What’s special about it?
It’s a weird, darkly comic, twisted story with a very sweet heart, featuring some pretty outrageous physical setups and great slapstick humour. Quite a combination! The script and performances are incredibly strong, and the knockabout physical comedy is pretty brutal and very funny too (there’s lots of whacking with assorted and ever weirder blunt instruments). Mads Mikkelsen really gets to show off his comic chops (and sport some truly ugly costumes), and it’s a curious pleasure to see him so dramatically cast against the debonair, achingly handsome type he perfected in Hannibal.
The breakthrough…
Gold Coast
What’s it about?
In 1836, Wulff Fredrik Wulff, a young Dane, is sent to the Danish colonies on the Gold Coast (now Ghana) to oversee a coffee plantation. With all good intentions and a firm Christian faith Wulff believes his knowledge will bring progress and help him establish a bountiful harvest. He is instead confronted with the brutalities of slavery and the grasping face of colonialism. The film and main character are inspired in part by the lives and writings of three eminent Danish visionaries – Paul Erdmann Isert, Johan Wilhelm Svedstrup and Wulff Joseph Wulff.
Who made it?
Gold Coast is the first feature from award-winning documentary filmmaker Daniel Dencik, whose previous docs, including Moon Rider (2012) and Expedition to the End of the World (2013) have garnered international attention and acclaim. Jakob Oftebro, who stars as the lead Wulff, is one of the most gifted and exciting up-and-coming Nordic actors. LFF audiences may have seen him in last year’s When Animals Dream or in Kon-Tiki (LFF, 2013), and on UK TV in BBC4’s epic war drama 1864.
What’s special about it?
This is a very unique and ambitious historical film, which – although offering a rich depiction of the past – is also deeply concerned with revealing the inner life and ideas of a progressive and open-minded thinker. As well as being quite visceral, it is very much a film about ideas and ideology.
Gold Coast is quite unconventionally structured and has an intoxicating hallucinatory feel to it. David Lynch’s long-term musical collaborator Angelo Badalamenti contributes the most exquisite electronic score, which works brilliantly at underscoring that dreamlike feeling, but it also brings a modern edge to the story. Jakob Oftebro’s performance as Wulff is extraordinary, with his physical and mental deterioration incredibly convincing. This is a film to experience on the big screen.
The wild card…
The Garbage Helicopter
What’s it about?
Three young Roma Swedes take a 1000km road trip across Sweden to bring their grandmother’s old wall clock back home to her.
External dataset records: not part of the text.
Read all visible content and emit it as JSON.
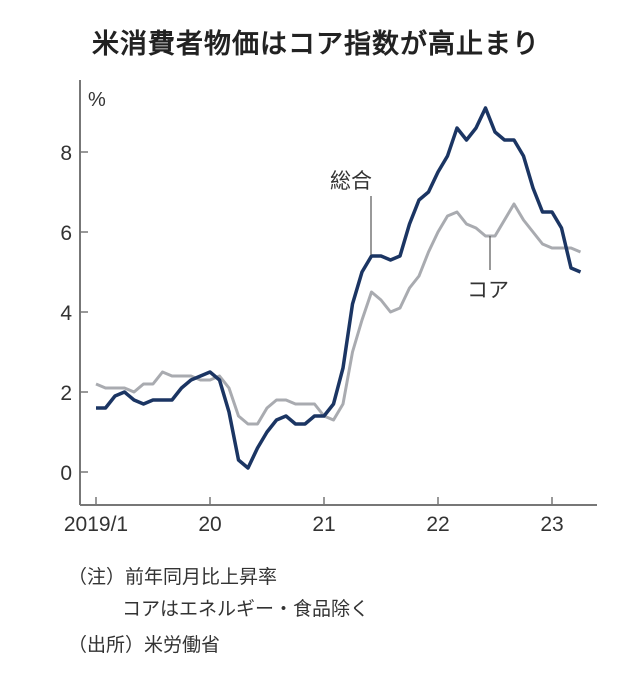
{
  "chart_data": {
    "type": "line",
    "title": "米消費者物価はコア指数が高止まり",
    "ylabel": "%",
    "ylim": [
      -0.8,
      9.8
    ],
    "yticks": [
      "0",
      "2",
      "4",
      "6",
      "8"
    ],
    "ytick_values": [
      0,
      2,
      4,
      6,
      8
    ],
    "xticks": [
      "2019/1",
      "20",
      "21",
      "22",
      "23"
    ],
    "x_start": "2019/1",
    "x_end": "2023/4",
    "grid": false,
    "series": [
      {
        "name": "総合",
        "color": "#1b3563",
        "values": [
          1.6,
          1.6,
          1.9,
          2.0,
          1.8,
          1.7,
          1.8,
          1.8,
          1.8,
          2.1,
          2.3,
          2.4,
          2.5,
          2.3,
          1.5,
          0.3,
          0.1,
          0.6,
          1.0,
          1.3,
          1.4,
          1.2,
          1.2,
          1.4,
          1.4,
          1.7,
          2.6,
          4.2,
          5.0,
          5.4,
          5.4,
          5.3,
          5.4,
          6.2,
          6.8,
          7.0,
          7.5,
          7.9,
          8.6,
          8.3,
          8.6,
          9.1,
          8.5,
          8.3,
          8.3,
          7.9,
          7.1,
          6.5,
          6.5,
          6.1,
          5.1,
          5.0
        ]
      },
      {
        "name": "コア",
        "color": "#a9abb0",
        "values": [
          2.2,
          2.1,
          2.1,
          2.1,
          2.0,
          2.2,
          2.2,
          2.5,
          2.4,
          2.4,
          2.4,
          2.3,
          2.3,
          2.4,
          2.1,
          1.4,
          1.2,
          1.2,
          1.6,
          1.8,
          1.8,
          1.7,
          1.7,
          1.7,
          1.4,
          1.3,
          1.7,
          3.0,
          3.8,
          4.5,
          4.3,
          4.0,
          4.1,
          4.6,
          4.9,
          5.5,
          6.0,
          6.4,
          6.5,
          6.2,
          6.1,
          5.9,
          5.9,
          6.3,
          6.7,
          6.3,
          6.0,
          5.7,
          5.6,
          5.6,
          5.6,
          5.5
        ]
      }
    ],
    "annotations": [
      "総合",
      "コア"
    ]
  },
  "notes": [
    "（注）前年同月比上昇率",
    "コアはエネルギー・食品除く",
    "（出所）米労働省"
  ]
}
It’s been at the repair shop for over a year, but it still doesn’t work. As they travel through Sweden they encounter some of the nation’s rather more eccentric elements (the world’s largest broom?), use their talents to avoid roadside cameras at any cost and somehow manage to get involved in major art heist.
Who made it?
This is writer-director Jonas Selberg Augustsén’s first feature. It’s also the first film for the three lead actors: Jessica Szoppe, Christopher Burjanski and Daniel Szoppe.
What’s special about it?
There’s something familiar and yet wildly unique about this film. The setup owes much to Jim Jarmusch’s Stranger than Paradise (1984) and the tone of the film has echoes of both Jarmusch and Roy Andersson, but the story and the setting (the more hokey side of Swedish life, shot in magnificent black and white by Anders Bohman) are wonderfully unique.
This is the first Swedish film to be made in (predominantly) Roma language, and there’s plenty of humour generated along the way from the native Swedes’ attitudes toward the Roma (mainly assuming they are uneducated and unable to understand Swedish), and sly jokes poked at the manifestations of Swedish civic and national pride the trio encounter on their journey. It’s a laidback deadpan treat.